The problem with regex is multi-language support and how big the regex will bloat if you to support even 10 languages.

doublesocket 4 hours ago | parent | next [-]

Supporting 10 different languages in regex is a drop in the ocean. The regex can be generated programmatically and you can compress regexes easily. We used to have a compressed regex that could match any placename or street name in the UK in a few MB of RAM. It was silly quick.

▲

astrocat 2 hours ago | parent | next [-]

woah. This is a regex use I've never heard of. I'd absolutely love to see a writeup on this approach - how its done and when it's useful.

	▲	benlivengood an hour ago \| parent [-]
		You can literally \| together every street address or other string you want to match in a giant disjunction, and then run a DFA/NFA minimization over that to get it down to a reasonable size. Maybe there are some fast regex simplification algorithms as well, but working directly with the finite automata has decades of research and probably can be more fully optimized.

▲

cogman10 2 hours ago | parent | prev [-]

I think it will depend on the language. There are a few non-latin languages where a simple word search likely won't be enough for a regex to properly apply.

▲

TeMPOraL 4 hours ago | parent | prev | next [-]

We're talking about Claude Code. If you're coding and not writing or thinking in English, the agents and people reading that code will have bigger problems than a regexp missing a swear word :).

▲

MetalSnake 4 hours ago | parent | next [-]

I talk to it in non-English. But have rules to have everything in code and documentation in english. Only speaking with me should use my native language. Why would that be a problem?

▲

ekropotin 3 hours ago | parent [-]

Because 90% of training data was in English and therefore the model perform best in this language.

▲

foldr 3 hours ago | parent [-]

In my experience these models work fine using another language, if it’s a widely spoken one. For example, sometimes I prompt in Spanish, just to practice. It doesn’t seem to affect the quality of code generation.

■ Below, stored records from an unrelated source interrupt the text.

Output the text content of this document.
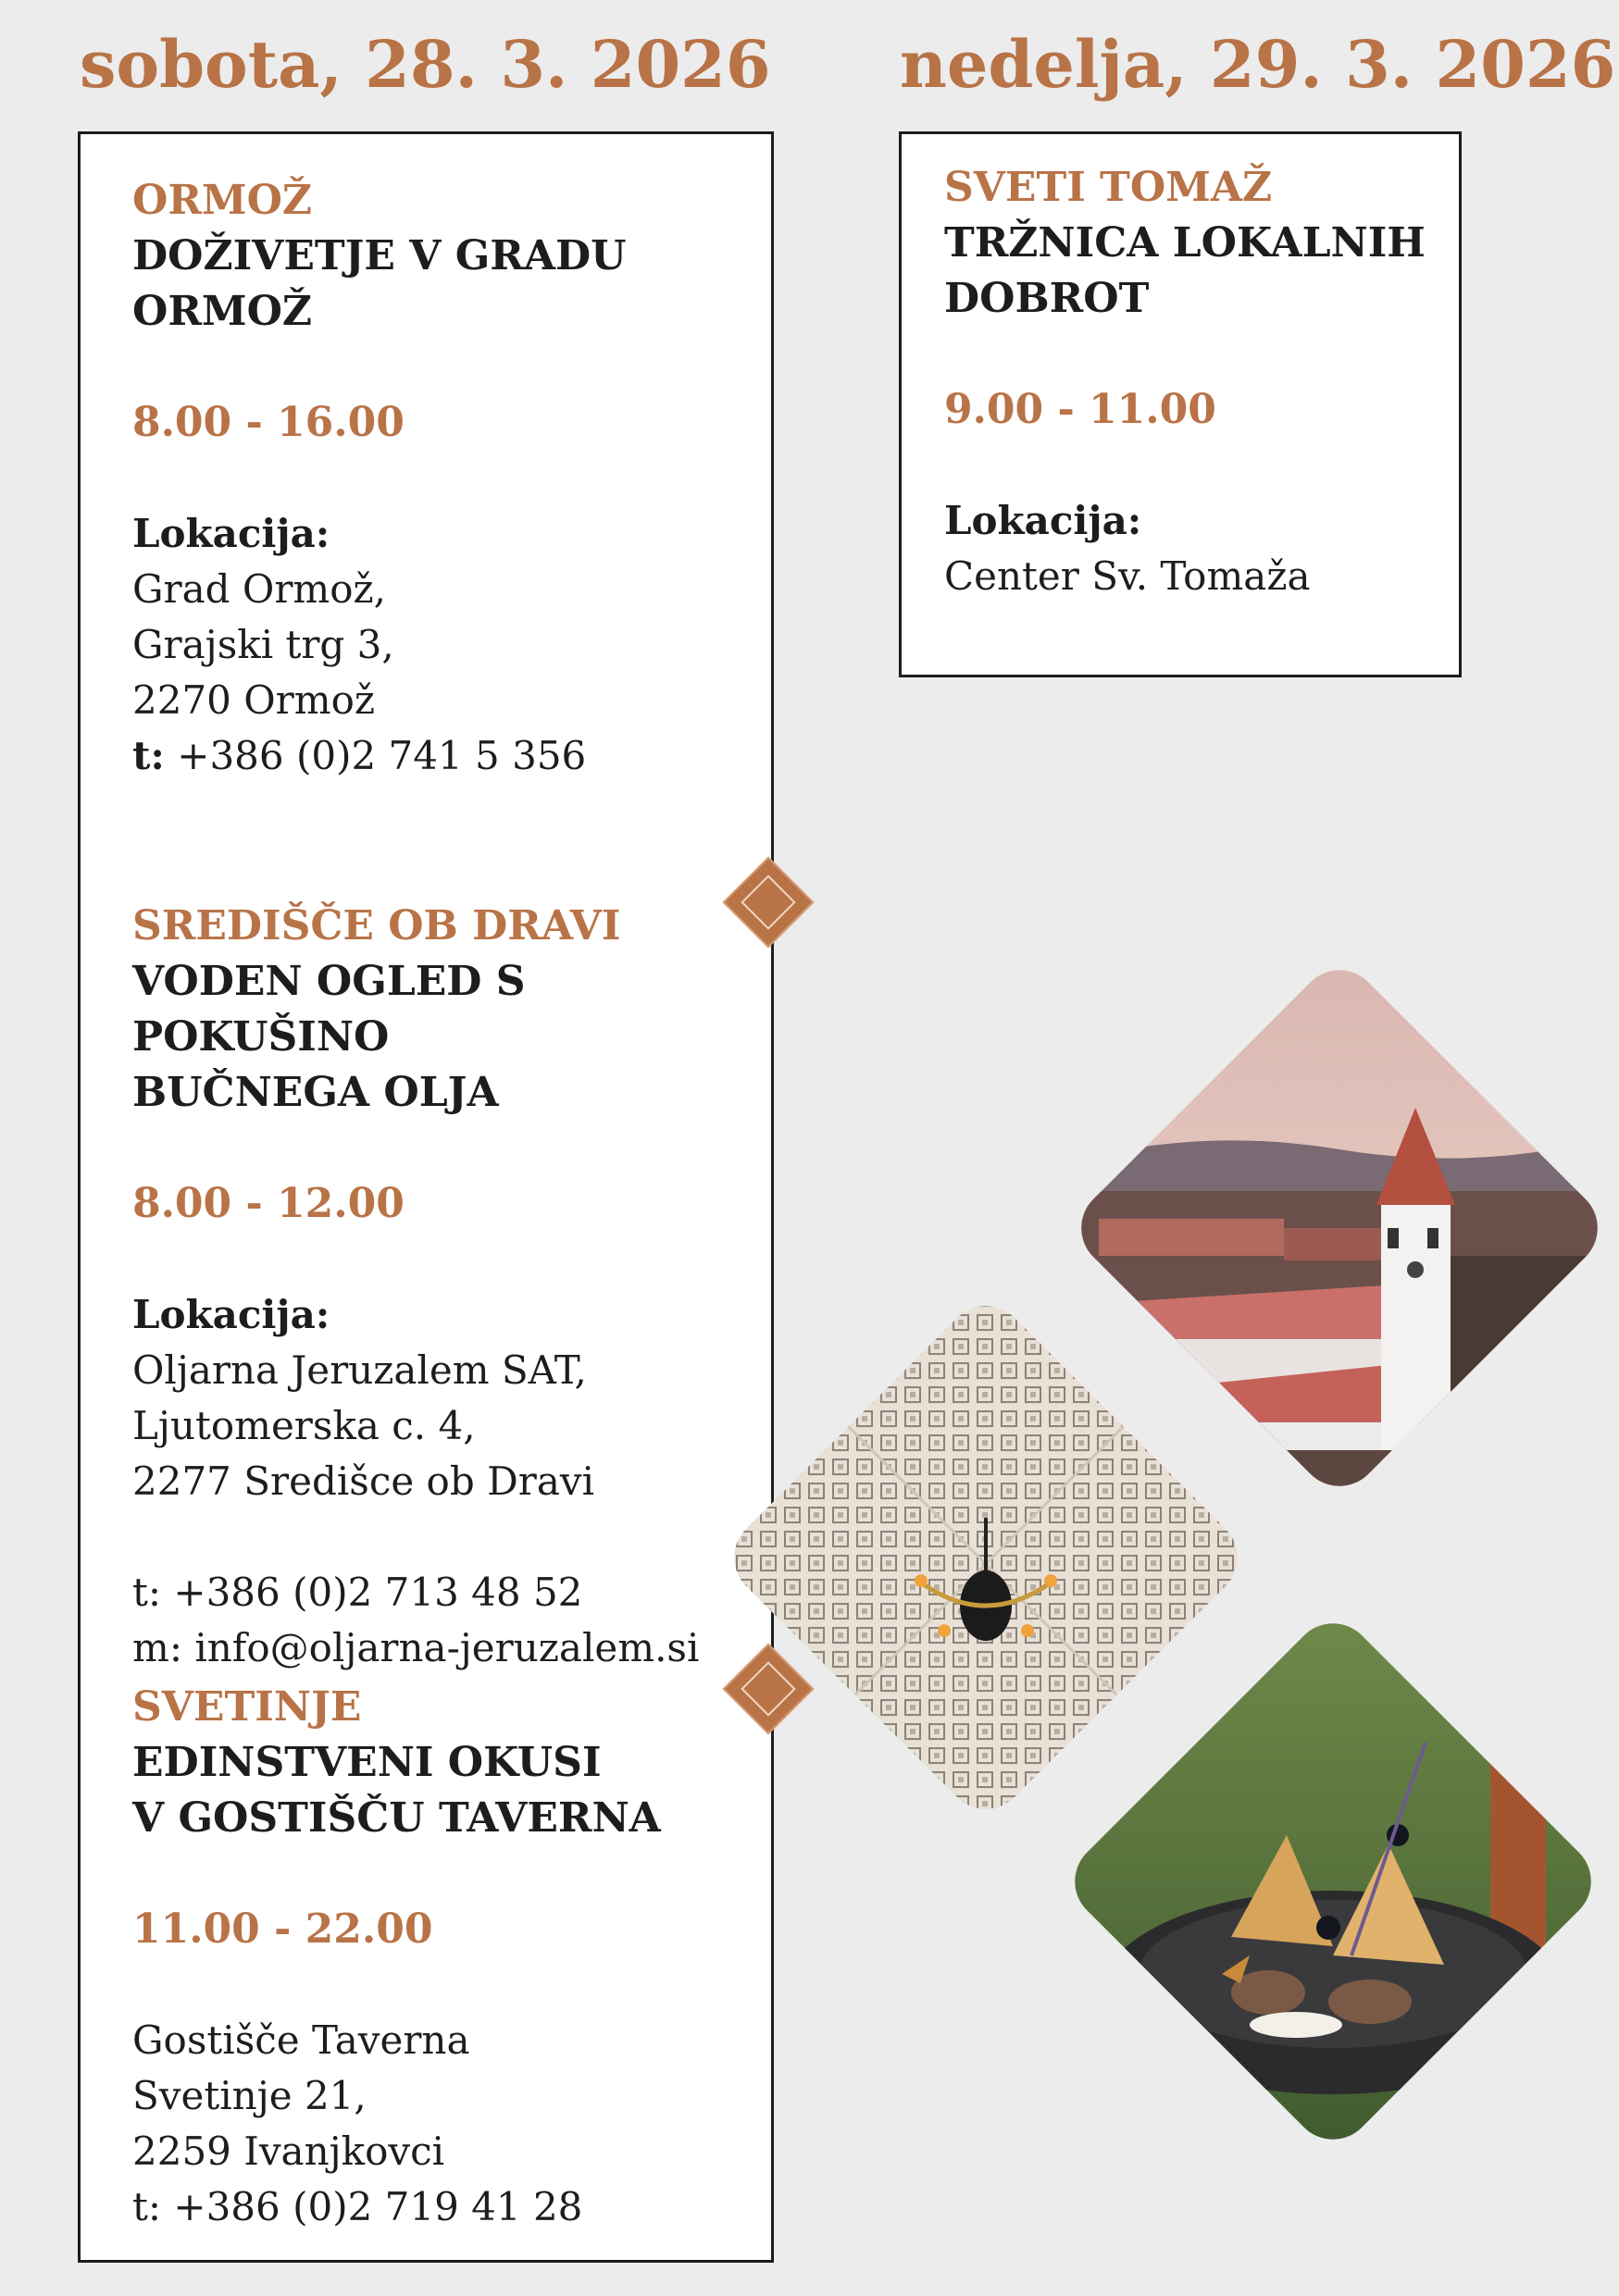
sobota, 28. 3. 2026 nedelja, 29. 3. 2026
ORMOŽ
DOŽIVETJE V GRADU
ORMOŽ
8.00 - 16.00
Lokacija:
Grad Ormož,
Grajski trg 3,
2270 Ormož
t: +386 (0)2 741 5 356
SREDIŠČE OB DRAVI
VODEN OGLED S POKUŠINO
BUČNEGA OLJA
8.00 - 12.00
Lokacija:
Oljarna Jeruzalem SAT,
Ljutomerska c. 4,
2277 Središce ob Dravi
t: +386 (0)2 713 48 52
m: info@oljarna-jeruzalem.si
SVETINJE
EDINSTVENI OKUSI
V GOSTIŠČU TAVERNA
11.00 - 22.00
Gostišče Taverna
Svetinje 21,
2259 Ivanjkovci
t: +386 (0)2 719 41 28
SVETI TOMAŽ
TRŽNICA LOKALNIH
DOBROT
9.00 - 11.00
Lokacija:
Center Sv. Tomaža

	▲	ekropotin an hour ago \| parent \| next [-]
		It’s just a subjective observation. It just can’t be a case simply because how ML works. In short, the more diverse and high quality texts with reasoning reach examples were in the training set, the better model performs on a given language. So unless Spanish subset had much more quality-dense examples, to make up for volume, there is no way the quality of reasoning in Spanish is on par with English. I apologise for the rambling explanation, I sure someone with ML expertise here can it explain it better.
	▲	adamsb6 3 hours ago \| parent \| prev [-]
		They literally just have to subtract the vector for the source language and add the vector for the target. It’s the original use case for LLMs.

▲

cryptonector an hour ago | parent | prev | next [-]

Claude handles human languages other than English just fine.

▲

formerly_proven 4 hours ago | parent | prev [-]

In my experience agents tend to (counterintuitively) perform better when the business language is not English / does not match the code's language. I'm assuming the increased attention mitigates the higher "cognitive" load.

▲

crimsonnoodle58 4 hours ago | parent | prev | next [-]

They only need to look at one language to get a statistically meaningful picture into common flaws with their model(s) or application.

If they want to drill down to flaws that only affect a particular language, then they could add a regex for that as well/instead.

▲

b112 4 hours ago | parent | prev [-]

Did you just complain about bloat, in anything using npm?